I don’t often write about what I do for a living (mostly because after doing it all day I need a bit of a break), but I’ve been reading and thinking a lot recently about how consumers interact with brands and how that is redefining what a brand means.  I want to reach out to my readers to see what their opinions are, mostly because I fear there’s a bit of group-think among marketers.

Historically, brands were defined by the very controlled messaging the company released.  This would include products, ads, press releases and comments to the press.  Recently with the rising popularity of social media, consumers have started using brands to brand themselves.

The idea of a ‘personal brand’ receives a lot of flack for being trendy, but even if people don’t realize they are doing it, they are affiliating with other brands to create their own.  This isn’t a new idea – it was popularized in the 80’s when companies started placing logos on clothes as an external marker of the brand (think Lacoste, Nike etc.).  Social media makes it even easier: Facebook users can simply ‘like’ a brand and the affiliation is placed on their profile for the world to see. People also create websites or Twitter handles either building up or tearing down a brand.

For better or worse, the consumer actions actually affect the brand.  If someone searches for, say, McDonalds after seeing a new ad, she is likely to find not only information about the new ads, but also YouTube spoofs and tweets about the ad (behold the power of Google).  As a result brands are trying to find ways to control and direct the conversation online about its brand.  This is the intersection of customer service and PR.

Some brands reach out to the people talking about them.  Some create venues for people to discuss the brand and company.  Others create communities where their fans already frequent.

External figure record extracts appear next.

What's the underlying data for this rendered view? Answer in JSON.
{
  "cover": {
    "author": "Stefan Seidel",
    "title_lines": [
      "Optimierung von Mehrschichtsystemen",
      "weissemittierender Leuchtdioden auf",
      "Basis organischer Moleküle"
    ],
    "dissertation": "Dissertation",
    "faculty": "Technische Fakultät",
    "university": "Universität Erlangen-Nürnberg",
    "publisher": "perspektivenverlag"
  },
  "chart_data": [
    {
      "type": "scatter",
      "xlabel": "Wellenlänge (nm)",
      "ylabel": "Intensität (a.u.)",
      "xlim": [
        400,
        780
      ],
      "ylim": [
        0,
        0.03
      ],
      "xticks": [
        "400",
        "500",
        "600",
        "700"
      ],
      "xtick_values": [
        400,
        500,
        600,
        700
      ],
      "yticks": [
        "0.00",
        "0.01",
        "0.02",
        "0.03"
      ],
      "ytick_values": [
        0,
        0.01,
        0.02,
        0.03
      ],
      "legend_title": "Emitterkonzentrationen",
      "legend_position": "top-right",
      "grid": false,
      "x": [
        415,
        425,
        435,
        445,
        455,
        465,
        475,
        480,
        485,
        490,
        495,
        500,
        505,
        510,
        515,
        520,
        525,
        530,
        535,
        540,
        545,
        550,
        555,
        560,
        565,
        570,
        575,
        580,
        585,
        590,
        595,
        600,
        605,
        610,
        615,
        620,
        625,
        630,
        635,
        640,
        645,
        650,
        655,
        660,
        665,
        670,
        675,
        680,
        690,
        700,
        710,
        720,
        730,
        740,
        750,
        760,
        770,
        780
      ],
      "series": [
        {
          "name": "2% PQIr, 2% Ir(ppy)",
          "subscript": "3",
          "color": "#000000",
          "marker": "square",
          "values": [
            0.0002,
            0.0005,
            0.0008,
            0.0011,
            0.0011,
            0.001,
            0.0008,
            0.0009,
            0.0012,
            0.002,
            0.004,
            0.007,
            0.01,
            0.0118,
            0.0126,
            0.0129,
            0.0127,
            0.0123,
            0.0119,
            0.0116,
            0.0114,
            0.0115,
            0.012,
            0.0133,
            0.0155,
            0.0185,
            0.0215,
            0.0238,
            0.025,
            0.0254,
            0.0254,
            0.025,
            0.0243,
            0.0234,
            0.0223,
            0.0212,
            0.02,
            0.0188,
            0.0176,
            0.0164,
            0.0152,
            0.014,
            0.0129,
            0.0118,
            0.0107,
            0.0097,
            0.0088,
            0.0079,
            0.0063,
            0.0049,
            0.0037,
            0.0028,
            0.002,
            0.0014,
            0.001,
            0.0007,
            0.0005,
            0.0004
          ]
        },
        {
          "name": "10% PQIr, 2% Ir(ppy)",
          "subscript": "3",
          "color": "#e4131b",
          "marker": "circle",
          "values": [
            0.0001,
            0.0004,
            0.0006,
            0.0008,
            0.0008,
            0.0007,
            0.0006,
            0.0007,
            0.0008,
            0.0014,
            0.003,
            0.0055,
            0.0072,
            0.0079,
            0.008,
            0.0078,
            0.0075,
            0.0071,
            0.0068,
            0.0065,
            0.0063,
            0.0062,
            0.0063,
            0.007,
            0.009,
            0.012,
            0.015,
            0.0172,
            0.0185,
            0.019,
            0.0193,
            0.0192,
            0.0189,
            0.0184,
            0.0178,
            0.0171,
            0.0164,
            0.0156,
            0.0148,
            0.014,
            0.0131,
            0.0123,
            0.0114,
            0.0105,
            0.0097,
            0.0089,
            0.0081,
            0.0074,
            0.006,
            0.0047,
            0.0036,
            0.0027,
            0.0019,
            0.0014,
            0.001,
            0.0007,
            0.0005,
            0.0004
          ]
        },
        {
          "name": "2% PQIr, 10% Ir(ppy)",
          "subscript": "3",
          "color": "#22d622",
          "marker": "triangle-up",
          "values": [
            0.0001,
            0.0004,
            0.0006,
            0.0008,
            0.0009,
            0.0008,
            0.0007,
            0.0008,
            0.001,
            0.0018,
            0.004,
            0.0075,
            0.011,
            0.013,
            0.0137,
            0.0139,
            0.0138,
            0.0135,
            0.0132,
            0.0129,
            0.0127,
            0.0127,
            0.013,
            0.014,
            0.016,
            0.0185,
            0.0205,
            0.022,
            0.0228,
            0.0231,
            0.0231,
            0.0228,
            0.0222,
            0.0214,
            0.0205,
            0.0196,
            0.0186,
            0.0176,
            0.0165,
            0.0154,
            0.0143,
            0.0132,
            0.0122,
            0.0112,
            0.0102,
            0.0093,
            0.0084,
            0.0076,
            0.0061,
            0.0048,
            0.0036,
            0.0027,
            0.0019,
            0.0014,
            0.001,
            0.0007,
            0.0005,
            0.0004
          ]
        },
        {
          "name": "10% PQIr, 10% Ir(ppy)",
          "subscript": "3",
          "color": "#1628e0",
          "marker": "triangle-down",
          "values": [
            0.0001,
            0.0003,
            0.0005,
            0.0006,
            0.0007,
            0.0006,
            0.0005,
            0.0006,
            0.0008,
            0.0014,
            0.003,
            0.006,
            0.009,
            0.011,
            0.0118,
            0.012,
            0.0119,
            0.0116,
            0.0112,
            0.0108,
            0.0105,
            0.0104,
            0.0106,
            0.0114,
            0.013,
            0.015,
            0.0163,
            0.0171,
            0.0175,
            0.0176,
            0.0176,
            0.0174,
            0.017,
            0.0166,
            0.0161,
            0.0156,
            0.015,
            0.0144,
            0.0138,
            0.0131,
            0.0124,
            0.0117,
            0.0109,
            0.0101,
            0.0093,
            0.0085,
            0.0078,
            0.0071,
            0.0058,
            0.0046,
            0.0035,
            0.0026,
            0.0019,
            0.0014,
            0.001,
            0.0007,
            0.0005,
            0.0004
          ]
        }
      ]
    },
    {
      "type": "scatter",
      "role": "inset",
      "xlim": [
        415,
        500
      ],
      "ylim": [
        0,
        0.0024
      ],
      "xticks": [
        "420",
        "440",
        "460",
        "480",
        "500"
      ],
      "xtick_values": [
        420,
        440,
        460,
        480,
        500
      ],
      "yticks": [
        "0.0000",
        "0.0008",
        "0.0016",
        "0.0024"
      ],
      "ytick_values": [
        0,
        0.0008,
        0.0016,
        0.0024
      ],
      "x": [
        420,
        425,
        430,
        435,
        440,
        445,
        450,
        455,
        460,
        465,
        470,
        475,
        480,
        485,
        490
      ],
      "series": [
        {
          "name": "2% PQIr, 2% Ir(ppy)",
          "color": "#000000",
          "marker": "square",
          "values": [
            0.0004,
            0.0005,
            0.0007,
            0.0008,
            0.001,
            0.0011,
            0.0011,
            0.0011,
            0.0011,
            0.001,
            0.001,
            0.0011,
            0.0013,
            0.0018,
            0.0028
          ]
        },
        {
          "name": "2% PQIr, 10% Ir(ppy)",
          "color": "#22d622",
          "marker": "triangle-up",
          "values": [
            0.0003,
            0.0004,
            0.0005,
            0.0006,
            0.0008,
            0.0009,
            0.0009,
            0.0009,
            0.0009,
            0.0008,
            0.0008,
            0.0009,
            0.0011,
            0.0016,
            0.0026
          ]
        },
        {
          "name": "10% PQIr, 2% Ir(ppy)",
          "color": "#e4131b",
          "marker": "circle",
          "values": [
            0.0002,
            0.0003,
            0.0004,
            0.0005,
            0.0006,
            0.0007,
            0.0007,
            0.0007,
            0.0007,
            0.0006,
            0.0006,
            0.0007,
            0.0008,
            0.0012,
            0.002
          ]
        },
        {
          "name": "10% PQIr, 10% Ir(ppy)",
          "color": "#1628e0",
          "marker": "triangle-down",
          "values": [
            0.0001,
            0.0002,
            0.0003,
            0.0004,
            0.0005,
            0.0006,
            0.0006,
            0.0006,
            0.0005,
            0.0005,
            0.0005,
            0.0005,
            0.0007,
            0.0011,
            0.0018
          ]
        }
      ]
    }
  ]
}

The first is particularly effective and time intensive, but mostly useful for companies about whom people complain, not as effective for more innocuous brands.

The second is great in theory, but only works if consumers will go to the site.  This means they will have to get something out of it, so likely the brand will have to post and share content (obviously updated frequent to maintain interest).

The third seems to be the most popular choice for the largest number of companies.  It seems like most brands have Facebook and Twitter now – some are even including the tag in the mass ads.  Facebook represents the community of the world where people can not only find and interact with friends, but also with their favorite brands.  People go to our Facebook page to talk about how much they love our product, but also to complain about bad experiences.  We share news, deals, content and more with our community.

That said, I would never personally engage on a brand page.  Being in the business, I know it’s a great way to get an issue resolved quickly (seriously, this is something I lose sleep over as I manage two pages), but I’m not going to go praise my favorite brands for their great clothes this season or thank them for the great experience (this is expected these days anyway).  I also don’t use Facebook enough to keep up with deals or coupons. Though, maybe I can not the target consumer.

I am curious, how have you engaged with brands in the past?  How would you like to interact with them?